Eighteen months after researchers reported a vulnerability that allowed an attacker to passively monitor encrypted traffic flowing to and from several Fortinet security products, the company has released patches for the issue.
The weakness comes from the fact that Fortinet’s FortiGuard protocol has a hardcoded cryptographic key and uses the weak XOR encryption method to protect traffic. Any attacker or other party in a position to passively monitor the network traffic who knew the static key would be able to read any of the traffic going to affected appliance. The vulnerability is fixed in FortiOS versions 6.0.7 or 6.2.0, as well as the FortiClient 6.2.0 for Windows and 6.2.2 for macOS.
Fortinet’s security products provide a variety of capabilities, including antispam, antimalware, and web filtering. The use of the weak XOR encryption method coupled with a static key opens up the traffic to and from those appliances to simple eavesdropping. Some of the information sent to the Fortinet servers in the cloud from servers and clients includes the serial number of the product, which can allow an attacker to identify the type of server and client installed in a target network.
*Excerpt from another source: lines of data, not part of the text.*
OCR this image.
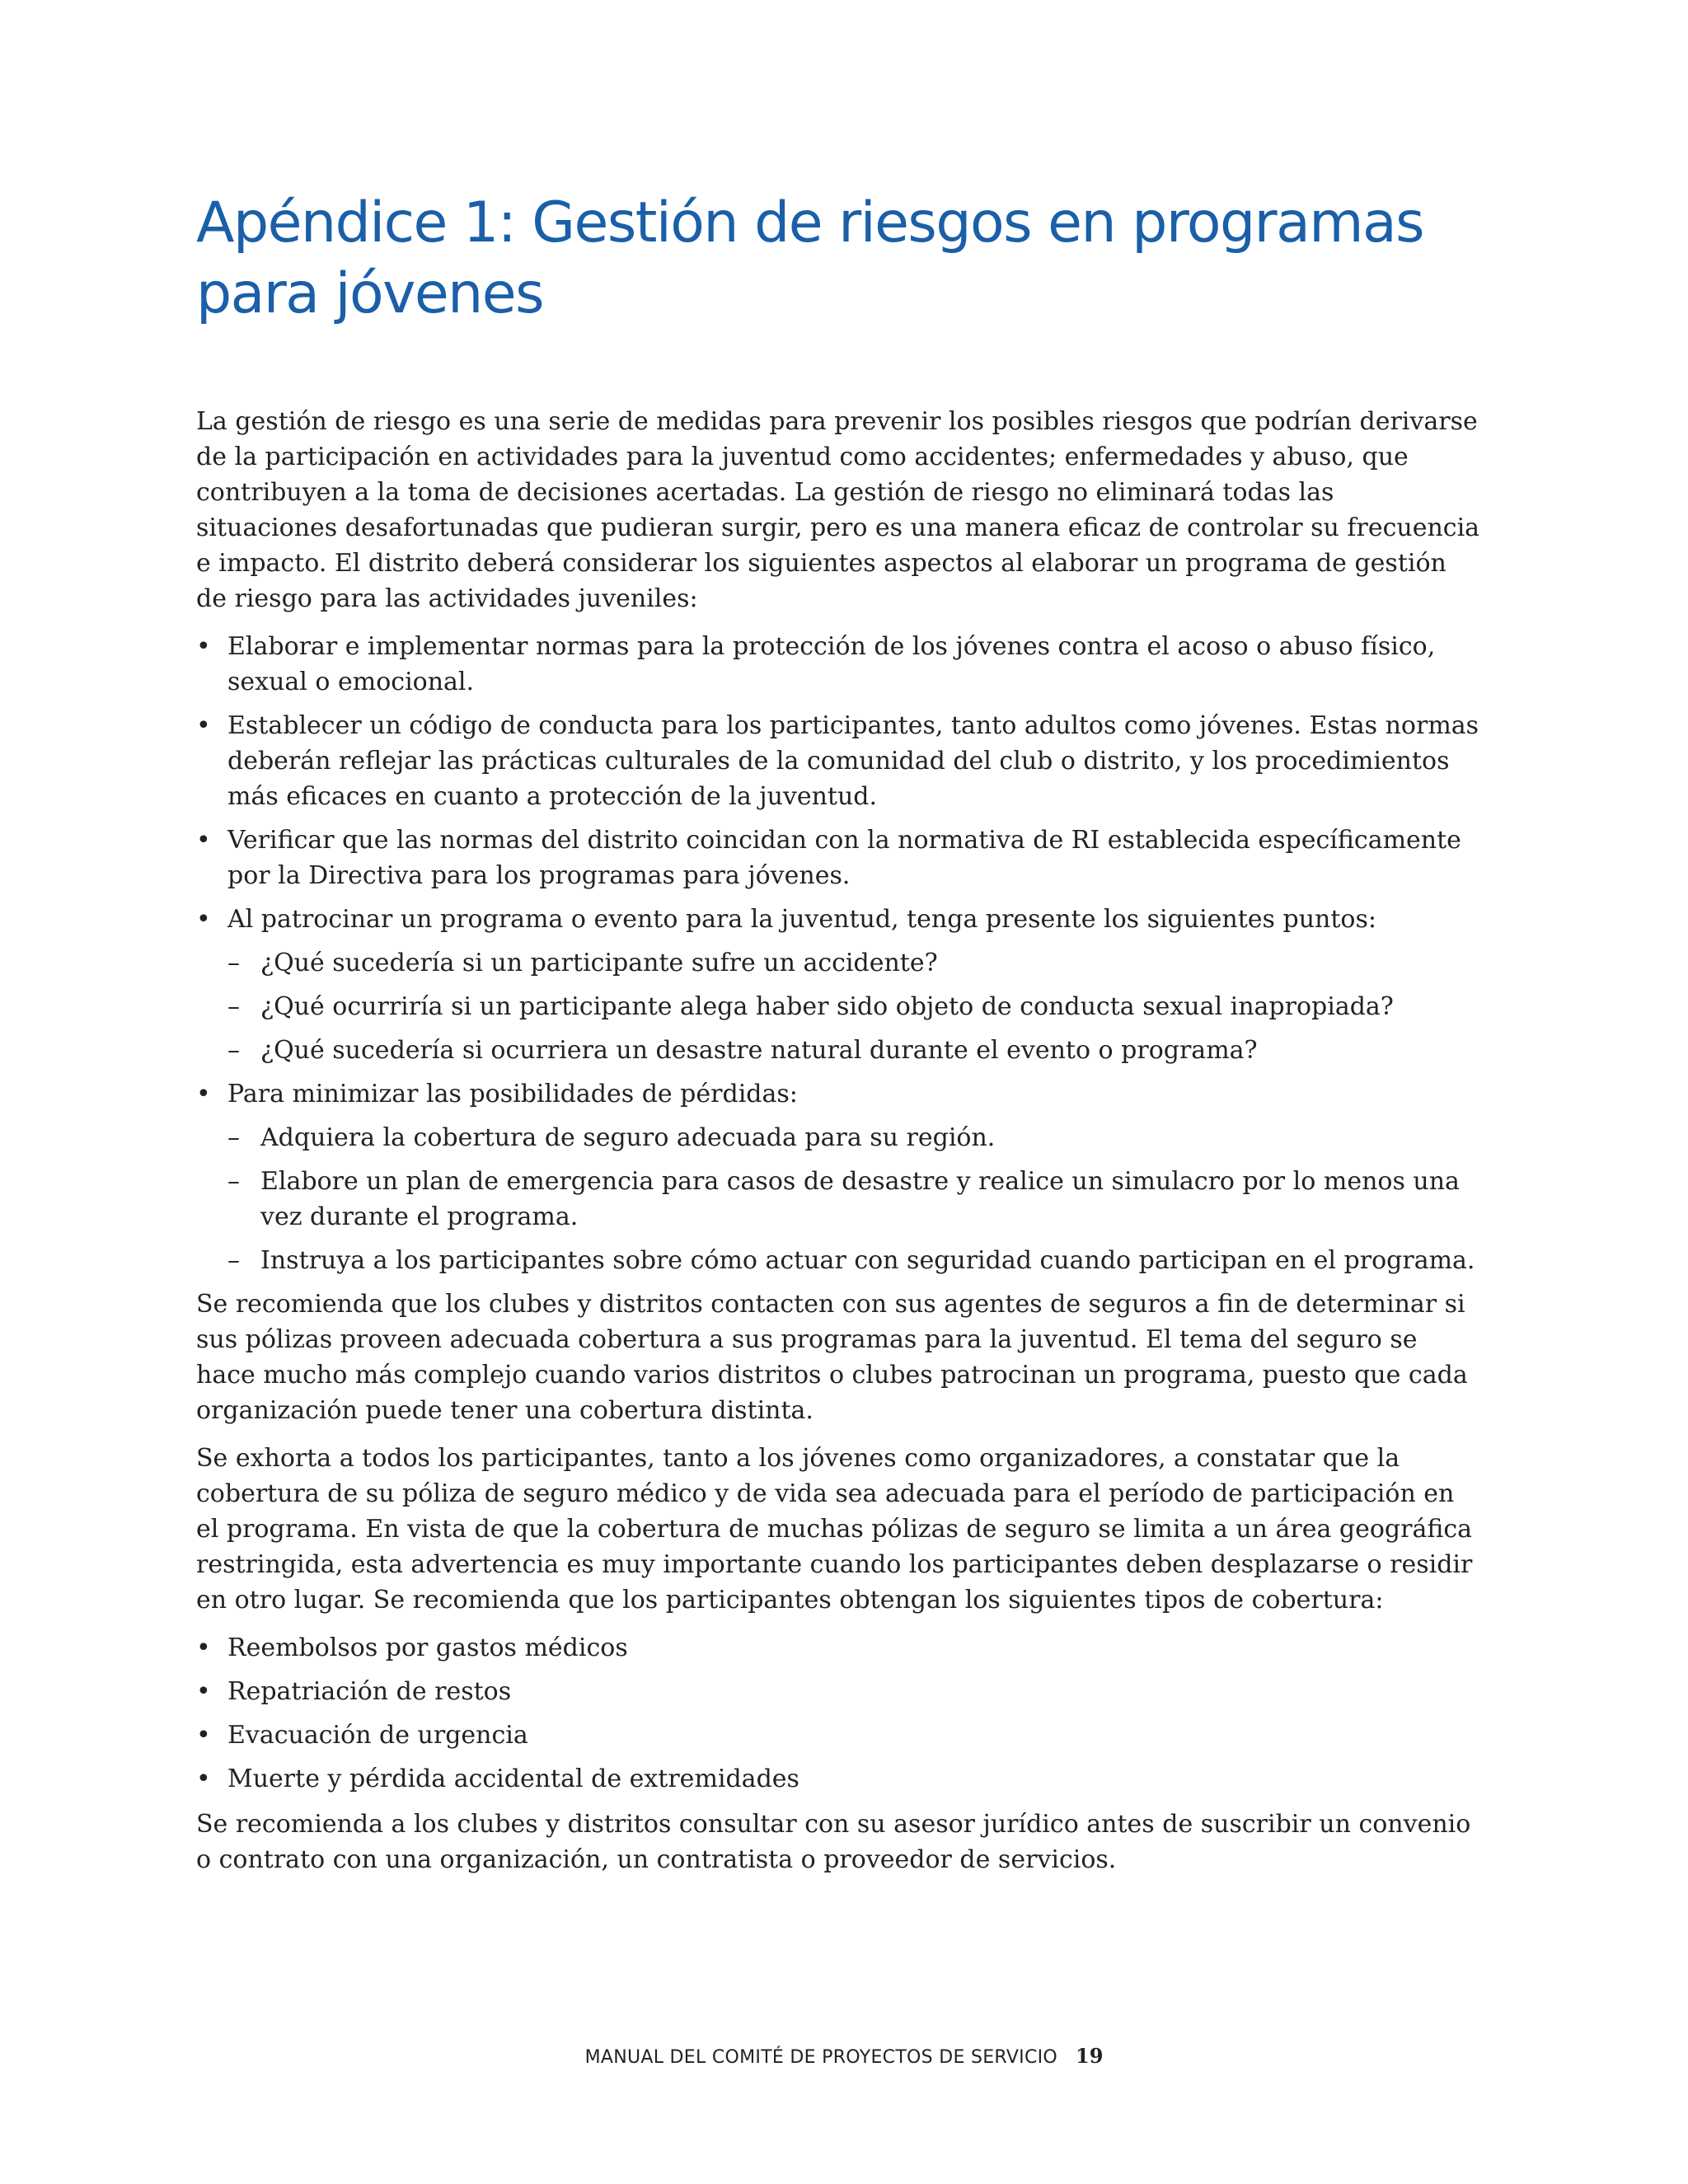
Apéndice 1: Gestión de riesgos en programas para jóvenes

La gestión de riesgo es una serie de medidas para prevenir los posibles riesgos que podrían derivarse de la participación en actividades para la juventud como accidentes; enfermedades y abuso, que contribuyen a la toma de decisiones acertadas. La gestión de riesgo no eliminará todas las situaciones desafortunadas que pudieran surgir, pero es una manera eficaz de controlar su frecuencia e impacto. El distrito deberá considerar los siguientes aspectos al elaborar un programa de gestión de riesgo para las actividades juveniles:

• Elaborar e implementar normas para la protección de los jóvenes contra el acoso o abuso físico, sexual o emocional.
• Establecer un código de conducta para los participantes, tanto adultos como jóvenes. Estas normas deberán reflejar las prácticas culturales de la comunidad del club o distrito, y los procedimientos más eficaces en cuanto a protección de la juventud.
• Verificar que las normas del distrito coincidan con la normativa de RI establecida específicamente por la Directiva para los programas para jóvenes.
• Al patrocinar un programa o evento para la juventud, tenga presente los siguientes puntos:
– ¿Qué sucedería si un participante sufre un accidente?
– ¿Qué ocurriría si un participante alega haber sido objeto de conducta sexual inapropiada?
– ¿Qué sucedería si ocurriera un desastre natural durante el evento o programa?
• Para minimizar las posibilidades de pérdidas:
– Adquiera la cobertura de seguro adecuada para su región.
– Elabore un plan de emergencia para casos de desastre y realice un simulacro por lo menos una vez durante el programa.
– Instruya a los participantes sobre cómo actuar con seguridad cuando participan en el programa.

Se recomienda que los clubes y distritos contacten con sus agentes de seguros a fin de determinar si sus pólizas proveen adecuada cobertura a sus programas para la juventud. El tema del seguro se hace mucho más complejo cuando varios distritos o clubes patrocinan un programa, puesto que cada organización puede tener una cobertura distinta.

Se exhorta a todos los participantes, tanto a los jóvenes como organizadores, a constatar que la cobertura de su póliza de seguro médico y de vida sea adecuada para el período de participación en el programa. En vista de que la cobertura de muchas pólizas de seguro se limita a un área geográfica restringida, esta advertencia es muy importante cuando los participantes deben desplazarse o residir en otro lugar. Se recomienda que los participantes obtengan los siguientes tipos de cobertura:

• Reembolsos por gastos médicos
• Repatriación de restos
• Evacuación de urgencia
• Muerte y pérdida accidental de extremidades

Se recomienda a los clubes y distritos consultar con su asesor jurídico antes de suscribir un convenio o contrato con una organización, un contratista o proveedor de servicios.

MANUAL DEL COMITÉ DE PROYECTOS DE SERVICIO 19
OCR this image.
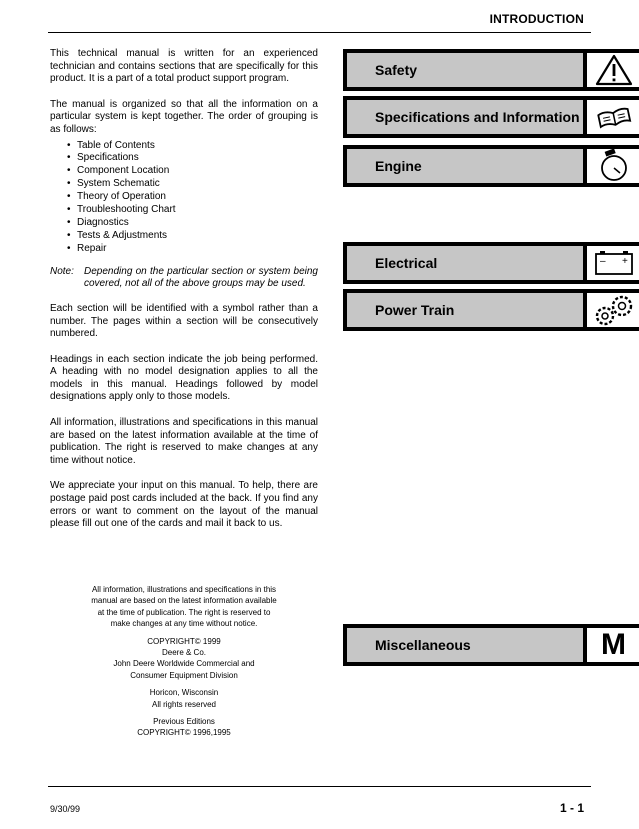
INTRODUCTION

This technical manual is written for an experienced technician and contains sections that are specifically for this product. It is a part of a total product support program.

The manual is organized so that all the information on a particular system is kept together. The order of grouping is as follows:

• Table of Contents
• Specifications
• Component Location
• System Schematic
• Theory of Operation
• Troubleshooting Chart
• Diagnostics
• Tests & Adjustments
• Repair
Note:	Depending on the particular section or system being covered, not all of the above groups may be used.

Each section will be identified with a symbol rather than a number. The pages within a section will be consecutively numbered.

Headings in each section indicate the job being performed. A heading with no model designation applies to all the models in this manual. Headings followed by model designations apply only to those models.

All information, illustrations and specifications in this manual are based on the latest information available at the time of publication. The right is reserved to make changes at any time without notice.

We appreciate your input on this manual. To help, there are postage paid post cards included at the back. If you find any errors or want to comment on the layout of the manual please fill out one of the cards and mail it back to us.

All information, illustrations and specifications in this manual are based on the latest information available at the time of publication. The right is reserved to make changes at any time without notice.

COPYRIGHT© 1999

Deere & Co.

John Deere Worldwide Commercial and

Consumer Equipment Division

Horicon, Wisconsin

All rights reserved

Previous Editions

COPYRIGHT© 1996,1995

Safety
Specifications and Information
Engine
Electrical	– +
Power Train
Miscellaneous	M
9/30/99	1 - 1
“This information allows an attacker who can passively monitor internet traffic to spy on users’ web surfing activity. In cases where SSL inspection is enabled, even the URLs of HTTPS-encrypted communication are sent via this protocol, effectively breaking the confidentiality of SSL/TLS,” the SEC Consult Vulnerability Lab advisory says.
“By intercepting and manipulating internet traffic an attacker can manipulate the responses for FortiGuard Web Filter, AntiSpam and AntiVirus features.”
Researchers with SEC Consult first reported the vulnerability to Fortinet in May 2018 and went through months of sporadic communications with the vendor as the company assessed the severity of the problem and developed fixes. The researchers provided a simple proof-of-concept Python script in the advisory that demonstrates the weakness.